According to the findings of the latest Annual Chocolate Scorecard study released earlier this month by the Australia-based charity, Be Slavery Free, ” there is a long way to go” in addressing the child labour issue.
A statement released by the charity and sighted by Cocoa Post cited the emergence of footage of children working with machetes on a cocoa farm that supplies to a company owned by Cadbury.
“Much of the child labour found in West Africa is the hazardous form of child labour, where a child is in danger through activities such as carrying heavy loads, using dangerous equipment such as machetes, or being exposed to dangerous chemicals”, the charity’s Fuzz Kitto is quoted as saying.
Too Slow Progress
The researchers have accused industry players of what they describe as “too slow progress” and want the big companies to start paying farmers ‘properly’ to provide them living income to halt children being forced to work in cocoa farms and production outlets.
“If companies started paying farmers properly, so they can get a living income, there would be fewer children forced to work in cocoa production and fewer farmers cutting corners with dangerous pesticides,” says Kitto.
He added, “Every year the chocolate industry’s big players assure us that they’ll do something about child labour and the huge number of children being exposed to chemicals that burn their skin and affect their breathing. We say that progress is too slow and they have to stop poisoning children to produce chocolate”.
Unfair Cocoa Prices
West African cocoa giants, Ghana and Ivory Coast, recently introduced a $400 per tonne Living Income Differential (LID) levy on their produce to help tackle extreme poverty among farms.
But regulators in those countries have accused cocoa traders and chocolate companies of evading the LID.
Meanwhile, the European Union is set to pass Due Diligence legislation that demands responsibility for deforestation and human rights in supply chains but is loudly silent on historically low prices, the root of the cocoa industry’s ills.
Good Eggs, Broken Eggs
For attaining success in sustainability certification, the survey named Ferrero, Hershey’s, Fazer and Ritter for their “good eggs” recognition while indicting Storck, Starbucks and General Mills for “broken eggs” and Storck had the worst rating for lack of transparency about its policies.
The study surveyed 38 of the world’s largest cocoa companies, including chocolate traders, processors and manufacturers.

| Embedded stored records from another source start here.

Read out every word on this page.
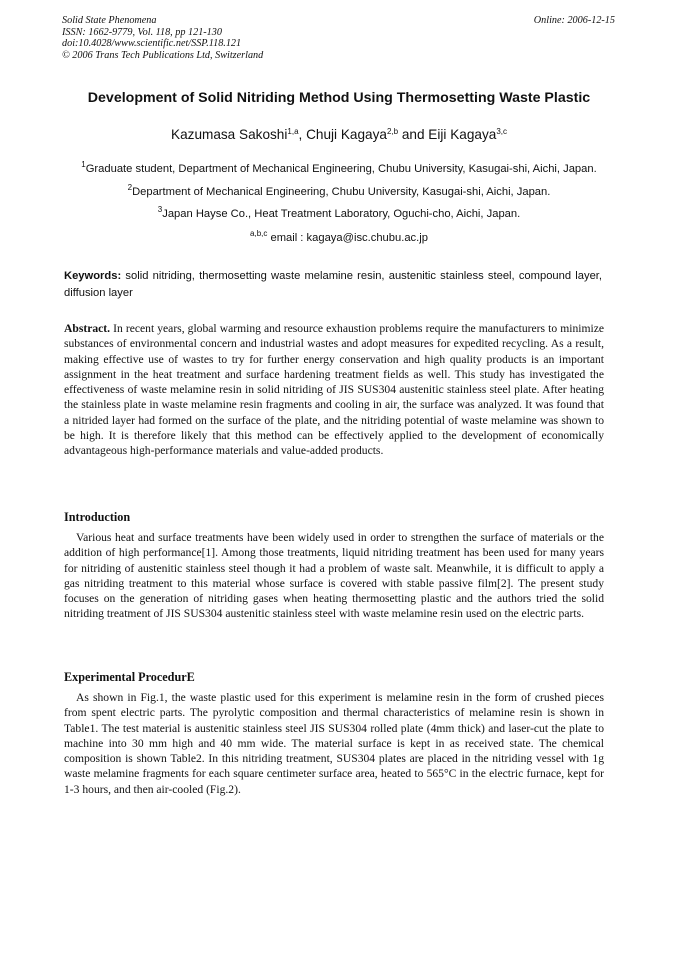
Solid State Phenomena
ISSN: 1662-9779, Vol. 118, pp 121-130
doi:10.4028/www.scientific.net/SSP.118.121
© 2006 Trans Tech Publications Ltd, Switzerland
Online: 2006-12-15
Development of Solid Nitriding Method Using Thermosetting Waste Plastic
Kazumasa Sakoshi$^{1,a}$, Chuji Kagaya$^{2,b}$ and Eiji Kagaya$^{3,c}$
$^1$Graduate student, Department of Mechanical Engineering, Chubu University, Kasugai-shi, Aichi, Japan.
$^2$Department of Mechanical Engineering, Chubu University, Kasugai-shi, Aichi, Japan.
$^3$Japan Hayse Co., Heat Treatment Laboratory, Oguchi-cho, Aichi, Japan.
$^{a,b,c}$ email : kagaya@isc.chubu.ac.jp
Keywords: solid nitriding, thermosetting waste melamine resin, austenitic stainless steel, compound layer, diffusion layer
Abstract. In recent years, global warming and resource exhaustion problems require the manufacturers to minimize substances of environmental concern and industrial wastes and adopt measures for expedited recycling. As a result, making effective use of wastes to try for further energy conservation and high quality products is an important assignment in the heat treatment and surface hardening treatment fields as well. This study has investigated the effectiveness of waste melamine resin in solid nitriding of JIS SUS304 austenitic stainless steel plate. After heating the stainless plate in waste melamine resin fragments and cooling in air, the surface was analyzed. It was found that a nitrided layer had formed on the surface of the plate, and the nitriding potential of waste melamine was shown to be high. It is therefore likely that this method can be effectively applied to the development of economically advantageous high-performance materials and value-added products.
Introduction
Various heat and surface treatments have been widely used in order to strengthen the surface of materials or the addition of high performance[1]. Among those treatments, liquid nitriding treatment has been used for many years for nitriding of austenitic stainless steel though it had a problem of waste salt. Meanwhile, it is difficult to apply a gas nitriding treatment to this material whose surface is covered with stable passive film[2]. The present study focuses on the generation of nitriding gases when heating thermosetting plastic and the authors tried the solid nitriding treatment of JIS SUS304 austenitic stainless steel with waste melamine resin used on the electric parts.
Experimental ProcedurE
As shown in Fig.1, the waste plastic used for this experiment is melamine resin in the form of crushed pieces from spent electric parts. The pyrolytic composition and thermal characteristics of melamine resin is shown in Table1. The test material is austenitic stainless steel JIS SUS304 rolled plate (4mm thick) and laser-cut the plate to machine into 30 mm high and 40 mm wide. The material surface is kept in as received state. The chemical composition is shown Table2. In this nitriding treatment, SUS304 plates are placed in the nitriding vessel with 1g waste melamine fragments for each square centimeter surface area, heated to 565°C in the electric furnace, kept for 1-3 hours, and then air-cooled (Fig.2).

They were examined using the 6 most pressing sustainability issues facing the chocolate industry such as traceability and transparency; living income and policies; deforestation, climate and agroforestry; agrochemical management, and child labour.
Overall, the survey sought to examine the social and environmental impact of the companies that control global cocoa production.
About twenty organisations from academia and civil society, including EcoCare Ghana, European Freedom Network, ACRATH, Green America and Child Labour Coalition collaborated on the latest work.